Electricity prices will double in the next 15 years in Norway, and diesel and the ‘petrol car park’ will almost be gone by 2050, according to the International Energy Agency.
On Monday the extensive report from the International Energy Agency (IEA) and Nordic Energy Research will be presented. The newspaper Dagens Næringsliv gained access to the report in which the IEA calls for major changes in the Nordic countries for them to achieve the climate targets.
– We estimate that it will cost a total of 333 billion dollars for the Nordic countries in increased investment. That is if we reckon with fuel savings and other gains, says project coordinator Benjamin Donald Smith of Nordic Energy, which is part of the Nordic Council of Ministers that has commissioned and funded the report.

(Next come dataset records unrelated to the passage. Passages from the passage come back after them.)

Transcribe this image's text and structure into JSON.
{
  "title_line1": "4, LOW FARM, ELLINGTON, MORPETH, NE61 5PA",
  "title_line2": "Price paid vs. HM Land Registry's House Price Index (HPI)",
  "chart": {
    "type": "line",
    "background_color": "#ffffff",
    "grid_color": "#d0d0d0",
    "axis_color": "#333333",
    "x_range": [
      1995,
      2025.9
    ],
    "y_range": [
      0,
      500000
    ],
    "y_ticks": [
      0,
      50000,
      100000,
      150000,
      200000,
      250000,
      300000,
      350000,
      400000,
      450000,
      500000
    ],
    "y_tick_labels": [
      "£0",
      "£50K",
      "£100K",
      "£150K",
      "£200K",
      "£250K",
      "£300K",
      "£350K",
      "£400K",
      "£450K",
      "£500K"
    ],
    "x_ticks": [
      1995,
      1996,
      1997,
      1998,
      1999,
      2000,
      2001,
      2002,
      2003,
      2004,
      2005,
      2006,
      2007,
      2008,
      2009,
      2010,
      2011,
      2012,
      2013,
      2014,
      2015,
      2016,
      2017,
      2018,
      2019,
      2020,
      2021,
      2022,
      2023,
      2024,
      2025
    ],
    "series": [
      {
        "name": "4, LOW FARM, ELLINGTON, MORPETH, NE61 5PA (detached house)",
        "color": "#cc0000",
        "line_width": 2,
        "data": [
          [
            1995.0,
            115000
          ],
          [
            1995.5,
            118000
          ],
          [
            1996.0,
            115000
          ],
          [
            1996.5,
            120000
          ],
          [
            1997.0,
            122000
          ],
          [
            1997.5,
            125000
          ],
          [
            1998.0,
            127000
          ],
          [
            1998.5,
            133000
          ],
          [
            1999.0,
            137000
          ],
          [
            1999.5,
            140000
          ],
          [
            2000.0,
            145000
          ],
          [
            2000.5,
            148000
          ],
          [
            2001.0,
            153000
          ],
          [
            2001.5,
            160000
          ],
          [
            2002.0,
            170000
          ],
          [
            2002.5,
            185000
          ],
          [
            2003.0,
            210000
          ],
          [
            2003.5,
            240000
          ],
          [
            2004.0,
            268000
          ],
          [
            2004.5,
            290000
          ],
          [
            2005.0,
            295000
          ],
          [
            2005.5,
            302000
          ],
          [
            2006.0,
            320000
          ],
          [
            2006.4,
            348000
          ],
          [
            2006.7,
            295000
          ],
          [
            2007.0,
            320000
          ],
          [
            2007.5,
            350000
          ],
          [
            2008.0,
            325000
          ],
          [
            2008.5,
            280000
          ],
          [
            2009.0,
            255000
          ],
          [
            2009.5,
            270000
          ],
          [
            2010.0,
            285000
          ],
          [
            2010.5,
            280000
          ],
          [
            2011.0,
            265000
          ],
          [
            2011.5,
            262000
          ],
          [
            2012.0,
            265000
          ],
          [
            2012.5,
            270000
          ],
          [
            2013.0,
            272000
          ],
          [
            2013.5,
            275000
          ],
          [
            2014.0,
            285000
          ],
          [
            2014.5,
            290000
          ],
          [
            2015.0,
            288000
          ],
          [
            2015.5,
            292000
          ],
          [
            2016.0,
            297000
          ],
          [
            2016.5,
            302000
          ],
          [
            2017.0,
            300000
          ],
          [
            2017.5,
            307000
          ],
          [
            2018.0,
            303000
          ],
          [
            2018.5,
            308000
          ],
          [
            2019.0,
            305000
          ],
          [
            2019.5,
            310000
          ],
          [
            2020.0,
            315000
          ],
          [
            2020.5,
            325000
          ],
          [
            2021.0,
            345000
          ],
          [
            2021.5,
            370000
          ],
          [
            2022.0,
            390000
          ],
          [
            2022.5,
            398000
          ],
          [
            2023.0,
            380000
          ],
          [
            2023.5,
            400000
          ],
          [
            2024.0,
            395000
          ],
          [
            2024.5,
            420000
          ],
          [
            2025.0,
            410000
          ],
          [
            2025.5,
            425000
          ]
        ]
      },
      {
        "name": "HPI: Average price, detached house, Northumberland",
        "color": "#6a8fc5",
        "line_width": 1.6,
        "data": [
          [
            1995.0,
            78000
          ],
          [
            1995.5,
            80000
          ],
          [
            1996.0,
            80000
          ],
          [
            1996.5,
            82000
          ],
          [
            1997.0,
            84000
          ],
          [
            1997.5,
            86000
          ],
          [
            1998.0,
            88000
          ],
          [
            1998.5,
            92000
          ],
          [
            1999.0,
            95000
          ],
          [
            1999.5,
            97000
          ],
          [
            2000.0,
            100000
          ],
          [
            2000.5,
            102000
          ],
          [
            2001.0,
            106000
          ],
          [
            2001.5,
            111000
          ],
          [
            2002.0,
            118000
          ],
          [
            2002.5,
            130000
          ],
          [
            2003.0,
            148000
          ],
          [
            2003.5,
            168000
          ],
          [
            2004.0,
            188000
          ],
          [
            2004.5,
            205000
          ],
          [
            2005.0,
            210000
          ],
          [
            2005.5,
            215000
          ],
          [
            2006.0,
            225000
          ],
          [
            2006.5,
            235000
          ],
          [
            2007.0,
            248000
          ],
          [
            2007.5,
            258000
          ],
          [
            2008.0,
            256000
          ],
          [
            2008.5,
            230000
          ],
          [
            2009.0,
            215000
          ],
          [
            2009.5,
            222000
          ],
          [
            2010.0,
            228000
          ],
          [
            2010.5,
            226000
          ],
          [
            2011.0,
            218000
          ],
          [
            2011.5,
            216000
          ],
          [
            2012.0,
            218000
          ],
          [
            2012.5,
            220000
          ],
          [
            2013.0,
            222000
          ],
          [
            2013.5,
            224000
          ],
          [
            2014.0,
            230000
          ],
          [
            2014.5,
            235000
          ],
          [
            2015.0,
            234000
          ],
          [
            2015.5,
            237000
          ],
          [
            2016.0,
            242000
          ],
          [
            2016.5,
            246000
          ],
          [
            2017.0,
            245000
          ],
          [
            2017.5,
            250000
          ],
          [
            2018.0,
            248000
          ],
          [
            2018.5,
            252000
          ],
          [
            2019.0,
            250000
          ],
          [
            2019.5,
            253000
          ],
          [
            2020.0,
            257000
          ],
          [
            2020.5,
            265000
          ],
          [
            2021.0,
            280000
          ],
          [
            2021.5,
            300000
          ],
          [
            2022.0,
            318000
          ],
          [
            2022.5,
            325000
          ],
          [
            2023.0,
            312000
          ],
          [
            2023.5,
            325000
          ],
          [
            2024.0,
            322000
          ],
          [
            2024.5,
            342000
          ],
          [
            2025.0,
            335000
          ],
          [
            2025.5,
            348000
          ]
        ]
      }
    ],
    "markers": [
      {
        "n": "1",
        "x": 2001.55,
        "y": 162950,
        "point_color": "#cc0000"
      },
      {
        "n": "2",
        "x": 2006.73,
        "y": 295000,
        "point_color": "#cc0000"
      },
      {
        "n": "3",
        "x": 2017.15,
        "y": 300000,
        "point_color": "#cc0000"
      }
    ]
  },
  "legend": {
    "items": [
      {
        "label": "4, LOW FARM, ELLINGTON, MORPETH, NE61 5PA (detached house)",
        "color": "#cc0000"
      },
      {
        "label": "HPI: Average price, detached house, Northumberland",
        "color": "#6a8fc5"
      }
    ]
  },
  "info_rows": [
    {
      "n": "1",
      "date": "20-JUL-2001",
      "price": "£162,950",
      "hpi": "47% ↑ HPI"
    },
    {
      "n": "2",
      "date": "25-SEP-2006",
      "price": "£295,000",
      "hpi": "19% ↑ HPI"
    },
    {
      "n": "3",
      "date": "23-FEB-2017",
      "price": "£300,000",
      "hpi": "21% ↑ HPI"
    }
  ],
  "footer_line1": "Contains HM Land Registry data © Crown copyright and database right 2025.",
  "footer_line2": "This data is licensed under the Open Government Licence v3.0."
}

Seven Nordic research institutions have compiled the content where they have pointed out the need for radical changes.
– I believe that Norway’s role will emerge more clearly as part of the total picture. The most obvious examples would be exports of clean electricity, says Markus Wråke in IVL Swedish Environmental Research Institute, who has been project manager for the report.
Director Stein Lier-Hansen for Norwegian Industry disagrees with the report’s main conclusions.
– It’s just nonsense to believe that electricity prices will double in Norway, and that this will contribute to achieving climate targets. Conversely, we agree that CO2 capture and storage is essential for achieving the goals, says Lier-Hansen.